SolarWinds Sunburst
What is SolarWinds Sunburst?
SolarWinds SunburstA 2020 supply-chain attack in which a backdoor named Sunburst was inserted into SolarWinds Orion updates, compromising US government agencies and global enterprises.
Sunburst is the trojanized backdoor planted inside the SolarWinds Orion IT-management platform between March and June 2020 and discovered by FireEye in December 2020. Attackers compromised SolarWinds's build pipeline and added malicious code to legitimately signed Orion updates, which were then deployed to roughly 18,000 organizations. A subset, including the US Departments of Treasury, Commerce, Justice and Homeland Security, FireEye and Microsoft, received follow-on exploitation via the TEARDROP and Cobalt Strike implants. US authorities attributed the campaign to UNC2452 / APT29 (SVR). The incident drove widespread reform of software supply-chain security, including SBOMs and signed builds.
● Examples
- 01
An Orion server beacons to avsvmcloud.com and receives a second-stage Cobalt Strike payload.
- 02
An agency rebuilds its Orion deployment from clean media and rotates all SAML signing certificates.
● Frequently asked questions
What is SolarWinds Sunburst?
A 2020 supply-chain attack in which a backdoor named Sunburst was inserted into SolarWinds Orion updates, compromising US government agencies and global enterprises. It belongs to the Vulnerabilities category of cybersecurity.
What does SolarWinds Sunburst mean?
A 2020 supply-chain attack in which a backdoor named Sunburst was inserted into SolarWinds Orion updates, compromising US government agencies and global enterprises.
How does SolarWinds Sunburst work?
Sunburst is the trojanized backdoor planted inside the SolarWinds Orion IT-management platform between March and June 2020 and discovered by FireEye in December 2020. Attackers compromised SolarWinds's build pipeline and added malicious code to legitimately signed Orion updates, which were then deployed to roughly 18,000 organizations. A subset, including the US Departments of Treasury, Commerce, Justice and Homeland Security, FireEye and Microsoft, received follow-on exploitation via the TEARDROP and Cobalt Strike implants. US authorities attributed the campaign to UNC2452 / APT29 (SVR).
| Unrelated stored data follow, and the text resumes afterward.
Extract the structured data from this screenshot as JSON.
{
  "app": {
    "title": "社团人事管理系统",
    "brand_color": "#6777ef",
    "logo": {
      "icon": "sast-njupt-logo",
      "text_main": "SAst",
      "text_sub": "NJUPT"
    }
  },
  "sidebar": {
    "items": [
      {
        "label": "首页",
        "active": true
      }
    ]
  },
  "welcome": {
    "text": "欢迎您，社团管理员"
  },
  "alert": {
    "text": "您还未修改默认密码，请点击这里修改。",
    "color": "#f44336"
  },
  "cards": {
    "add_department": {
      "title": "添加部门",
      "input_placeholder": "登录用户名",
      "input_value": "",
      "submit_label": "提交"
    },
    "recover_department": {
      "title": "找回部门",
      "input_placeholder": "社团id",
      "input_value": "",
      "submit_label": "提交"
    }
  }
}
The incident drove widespread reform of software supply-chain security, including SBOMs and signed builds.
How do you defend against SolarWinds Sunburst?
Defences for SolarWinds Sunburst typically combine technical controls and operational practices, as detailed in the full definition above.
What are other names for SolarWinds Sunburst?
Common alternative names include: UNC2452, Solorigate, Sunburst backdoor.
● Related terms
- attacks№ 1116
Supply Chain Attack
An attack that compromises a trusted third-party software, hardware, or service provider in order to reach its downstream customers.
- malware№ 080
Backdoor
A covert mechanism that bypasses normal authentication or access controls to give an attacker future entry to a system.
- defense-ops№ 193
Cobalt Strike
A commercial adversary-simulation platform widely used for red-team operations and frequently abused by threat actors for post-exploitation and command-and-control.